BOSTON--(BUSINESS WIRE)--Cambridge Semantics, the leading provider of big data management and enterprise analytics software, today released its 2019 AnzoGraph Benchmark Report that arms organizations to perform deeply connected data analysis with improved computation. The report finds that AnzoGraph – a graph OLAP (Online Analytical Processing) database offered by Cambridge Semantics – can outperform for analytics and complement OLTP (Online Transactional Processing) databases. AnzoGraph allows administrators to scale for performance and data size to address analytics, data science and machine learning needs.
The report captures the difference between graph OLTP and graph OLAP databases by comparing execution speed of analytical style queries on a popular graph OLTP database vs. AnzoGraph by Cambridge Semantics, a graph OLAP database. The findings show an expectation of scale with AnzoGraph, which can load and perform analytics on a 100 Billion Triples benchmark, tackling 22 GHIB queries in 3-½ minutes, with the longest running query at about sixty seconds.

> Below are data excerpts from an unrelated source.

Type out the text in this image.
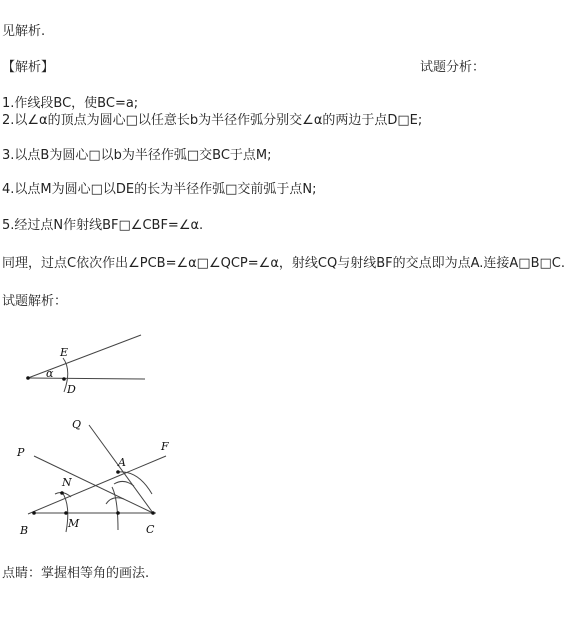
见解析.
【解析】	试题分析：
1.作线段BC，使BC=a;
2.以∠α的顶点为圆心□以任意长b为半径作弧分别交∠α的两边于点D□E;
3.以点B为圆心□以b为半径作弧□交BC于点M;
4.以点M为圆心□以DE的长为半径作弧□交前弧于点N;
5.经过点N作射线BF□∠CBF=∠α.
同理，过点C依次作出∠PCB=∠α□∠QCP=∠α，射线CQ与射线BF的交点即为点A.连接A□B□C.
试题解析：
E
α
D
Q
P	F
A
N
B
M	C
点睛：掌握相等角的画法.
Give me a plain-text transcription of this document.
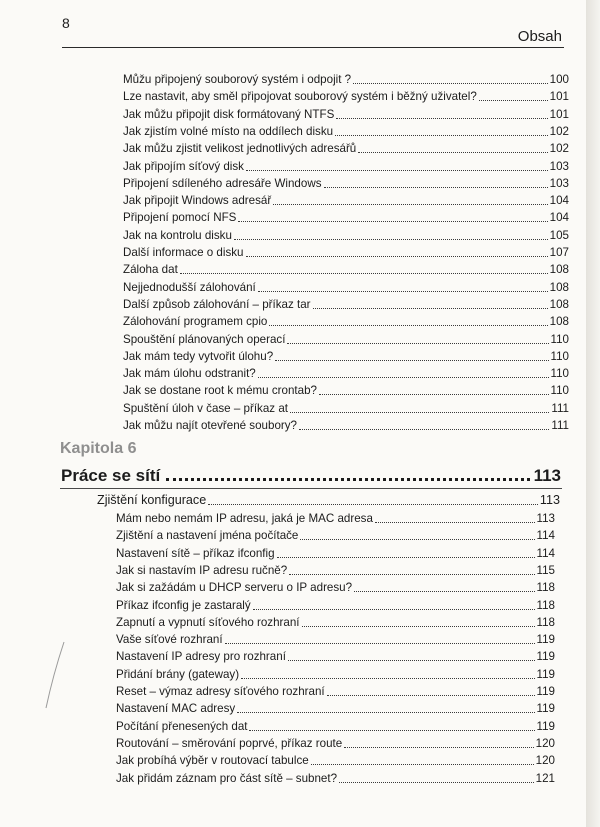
8
Obsah
Můžu připojený souborový systém i odpojit ?	100
Lze nastavit, aby směl připojovat souborový systém i běžný uživatel?	101
Jak můžu připojit disk formátovaný NTFS	101
Jak zjistím volné místo na oddílech disku	102
Jak můžu zjistit velikost jednotlivých adresářů	102
Jak připojím síťový disk	103
Připojení sdíleného adresáře Windows	103
Jak připojit Windows adresář	104
Připojení pomocí NFS	104
Jak na kontrolu disku	105
Další informace o disku	107
Záloha dat	108
Nejjednodušší zálohování	108
Další způsob zálohování – příkaz tar	108
Zálohování programem cpio	108
Spouštění plánovaných operací	110
Jak mám tedy vytvořit úlohu?	110
Jak mám úlohu odstranit?	110
Jak se dostane root k mému crontab?	110
Spuštění úloh v čase – příkaz at	111
Jak můžu najít otevřené soubory?	111
Kapitola 6
Práce se sítí	113
Zjištění konfigurace	113
Mám nebo nemám IP adresu, jaká je MAC adresa	113
Zjištění a nastavení jména počítače	114
Nastavení sítě – příkaz ifconfig	114
Jak si nastavím IP adresu ručně?	115
Jak si zažádám u DHCP serveru o IP adresu?	118
Příkaz ifconfig je zastaralý	118
Zapnutí a vypnutí síťového rozhraní	118
Vaše síťové rozhraní	119
Nastavení IP adresy pro rozhraní	119
Přidání brány (gateway)	119
Reset – výmaz adresy síťového rozhraní	119
Nastavení MAC adresy	119
Počítání přenesených dat	119
Routování – směrování poprvé, příkaz route	120
Jak probíhá výběr v routovací tabulce	120
Jak přidám záznam pro část sítě – subnet?	121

“Graph algorithms and analytical queries are important aspects of the unique value of graph databases and they provide a unique focus on data relationships, or the connections in data,” said Steve Sarsfield, Vice President, Product for AnzoGraph. “The 2019 AnzoGraph Benchmark report reveals that graph OLAP-style databases like AnzoGraph can help organizations better manage heavy workloads and scale to handle trillions of triples or more with elegance.”
Key findings from the benchmark report include:
- The graph database market is rich with OLTP solutions that read and write single records fast. When scaling, OLTP databases allow for increased read and write transaction speed, but scale poorly for data loading and complex analytics.
- Graph OLAP databases read millions of records fast, but do not read/write individual records as fast as OLTP. Graph OLAP databases like AnzoGraph scale differently and are better suited to provide deep query computation, multi-hop performance and analytics across the full corpus of data.
- Often, organizations need both types of databases to create a solution that includes transactional performance as well as analytics that can scale to handle big data, data science and machine learning workloads.
- As expected, AnzoGraph was significantly faster on the analytical queries than the tested OLTP database (Neo4J) on a single node; AnzoGraph took about sixty seconds total to complete the entire set of the queries, while Neo4J took 3.8 hours.
“For this workload of 22 queries, we could complete the analytical benchmark queries 217 times with AnzoGraph for every 1 completion of Neo4J. We think this performance gap is typical of most OLTP graph databases. When it comes to handling massive amounts of data and deep analytical queries, an OLAP-style database like AnzoGraph is unique in its ability to speed through queries at big data scale,” added Sarsfield.
To Learn More:
The 2019 AnzoGraph Benchmark report will be highlighted in an upcoming webinar entitled, “AnzoGraph Graph Database Benchmarking - the Numbers Tell the Story,” on January 30, 2019, 2 pm EST / 11 am PST. The GHIB benchmark, based on the TPC-H data set and queries, is only one of the recent benchmarks comparing graph OLTP to OLAP. The webinar will also cover benchmarks like the LUBM Test and Graph 500 data set for graph algorithm performance. Even some independent reviewers like Wallscope have devised tests and those results will be shared in this webinar.
About Cambridge Semantics
Cambridge Semantics Inc., The Smart Data Company®, is a big data management and enterprise analytics software company that offers a universal semantic layer to connect and bring meaning to all enterprise data. The company offers two award winning products: Anzo for Enterprise Knowledge Graphs and integrated analytics and AnzoGraph, a graph analytics database.
Cambridge Semantics is based in Boston, Massachusetts.